Una peliculita lumpen

No fue el dogmático José Antonio Portuondo, sino el marxista “liberal” Tomás Gutiérrez Alea quien escribió: “Al igual que el sueño reparador, el éxtasis erótico, el juego, el arrebato o el pathos provocado por la obra artística pueden también ser momentos productivos en la relación del hombre con el mundo en que se encuentra inmerso, siempre a condición de que sean trascendidos, porque el hombre debe regresar forzosamente a la realidad. Hablamos del hombre normal, maduro, que actúa de acuerdo con sus intereses concretos, objetivos, reales, y que en su tiempo libre va a un cine donde puede disfrutar de un espectáculo, de la misma manera que puede ir a darse unos tragos o a hacer el amor. Ese estado de “separación”, de embriaguez, puede ser no solo reconfortante, reparador de energías, sino, más aún, generador de energías. Todo hombre normal, maduro, vive la realidad, la sufre y la disfruta. Su vida gravita en la realidad. Cuando comienza a gravitar en la ilusión (llámese embriaguez, ficción, enajenación…) puede decirse que estamos ante un estado patológico. Y esos casos requieren un tratamiento especial”.
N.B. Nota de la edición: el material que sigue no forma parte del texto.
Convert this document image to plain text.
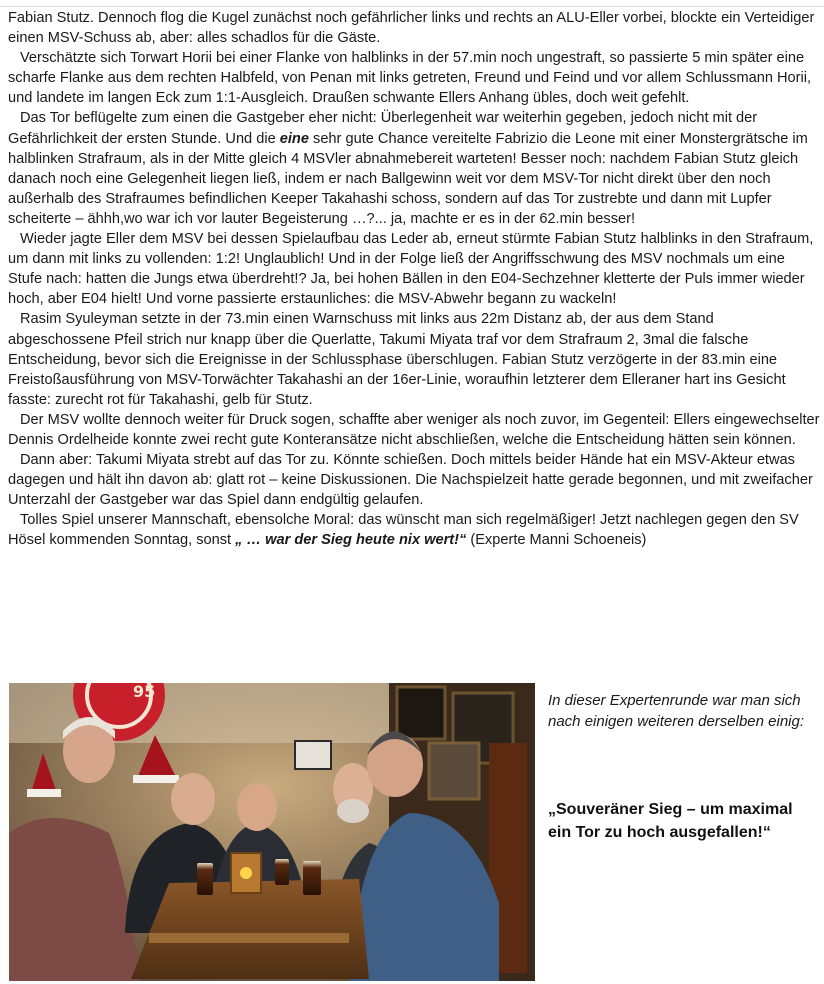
Fabian Stutz. Dennoch flog die Kugel zunächst noch gefährlicher links und rechts an ALU-Eller vorbei, blockte ein Verteidiger einen MSV-Schuss ab, aber: alles schadlos für die Gäste.

Verschätzte sich Torwart Horii bei einer Flanke von halblinks in der 57.min noch ungestraft, so passierte 5 min später eine scharfe Flanke aus dem rechten Halbfeld, von Penan mit links getreten, Freund und Feind und vor allem Schlussmann Horii, und landete im langen Eck zum 1:1-Ausgleich. Draußen schwante Ellers Anhang übles, doch weit gefehlt.

Das Tor beflügelte zum einen die Gastgeber eher nicht: Überlegenheit war weiterhin gegeben, jedoch nicht mit der Gefährlichkeit der ersten Stunde. Und die eine sehr gute Chance vereitelte Fabrizio die Leone mit einer Monstergrätsche im halblinken Strafraum, als in der Mitte gleich 4 MSVler abnahmebereit warteten! Besser noch: nachdem Fabian Stutz gleich danach noch eine Gelegenheit liegen ließ, indem er nach Ballgewinn weit vor dem MSV-Tor nicht direkt über den noch außerhalb des Strafraumes befindlichen Keeper Takahashi schoss, sondern auf das Tor zustrebte und dann mit Lupfer scheiterte – ähhh,wo war ich vor lauter Begeisterung …?... ja, machte er es in der 62.min besser!

Wieder jagte Eller dem MSV bei dessen Spielaufbau das Leder ab, erneut stürmte Fabian Stutz halblinks in den Strafraum, um dann mit links zu vollenden: 1:2! Unglaublich! Und in der Folge ließ der Angriffsschwung des MSV nochmals um eine Stufe nach: hatten die Jungs etwa überdreht!? Ja, bei hohen Bällen in den E04-Sechzehner kletterte der Puls immer wieder hoch, aber E04 hielt! Und vorne passierte erstaunliches: die MSV-Abwehr begann zu wackeln!

Rasim Syuleyman setzte in der 73.min einen Warnschuss mit links aus 22m Distanz ab, der aus dem Stand abgeschossene Pfeil strich nur knapp über die Querlatte, Takumi Miyata traf vor dem Strafraum 2, 3mal die falsche Entscheidung, bevor sich die Ereignisse in der Schlussphase überschlugen. Fabian Stutz verzögerte in der 83.min eine Freistoßausführung von MSV-Torwächter Takahashi an der 16er-Linie, woraufhin letzterer dem Elleraner hart ins Gesicht fasste: zurecht rot für Takahashi, gelb für Stutz.

Der MSV wollte dennoch weiter für Druck sogen, schaffte aber weniger als noch zuvor, im Gegenteil: Ellers eingewechselter Dennis Ordelheide konnte zwei recht gute Konteransätze nicht abschließen, welche die Entscheidung hätten sein können.

Dann aber: Takumi Miyata strebt auf das Tor zu. Könnte schießen. Doch mittels beider Hände hat ein MSV-Akteur etwas dagegen und hält ihn davon ab: glatt rot – keine Diskussionen. Die Nachspielzeit hatte gerade begonnen, und mit zweifacher Unterzahl der Gastgeber war das Spiel dann endgültig gelaufen.

Tolles Spiel unserer Mannschaft, ebensolche Moral: das wünscht man sich regelmäßiger! Jetzt nachlegen gegen den SV Hösel kommenden Sonntag, sonst „ … war der Sieg heute nix wert!“ (Experte Manni Schoeneis)

95	In dieser Expertenrunde war man sich nach einigen weiteren derselben einig:
„Souveräner Sieg – um maximal ein Tor zu hoch ausgefallen!“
La cita procede del libro de ensayos Dialéctica del espectador, publicado por la editorial Unión en 1982, y es muy significativa. Difícil concebir una noción más filistea, “burguesa”, de lo real, si no es en el teatro proletario o en la novela policial revolucionaria de aquellos años soviéticos. El pathos del arte (más o menos lo que Bataille llama “gasto”, lo que Barthes y Derrida llaman “texto”) podía ser bueno, algo “productivo”, siempre que el sujeto no se extraviara en él; no se perdiera, como los lotófagos, en ese placer perverso, olvidando regresar a las naves de la realidad. En una palabra: sí había afuera del texto, sí había autor, sí había sujeto.

¿Cómo leer estas referencias a la embriaguez y a la enajenación sin recordar de nuevo aquel episodio que, en el límite mismo entre el momento “humanista” de la revolución y su etapa socialista-comunista, provocara una serie de definiciones fundamentales sobre la estética revolucionaria: la censura de P.M.?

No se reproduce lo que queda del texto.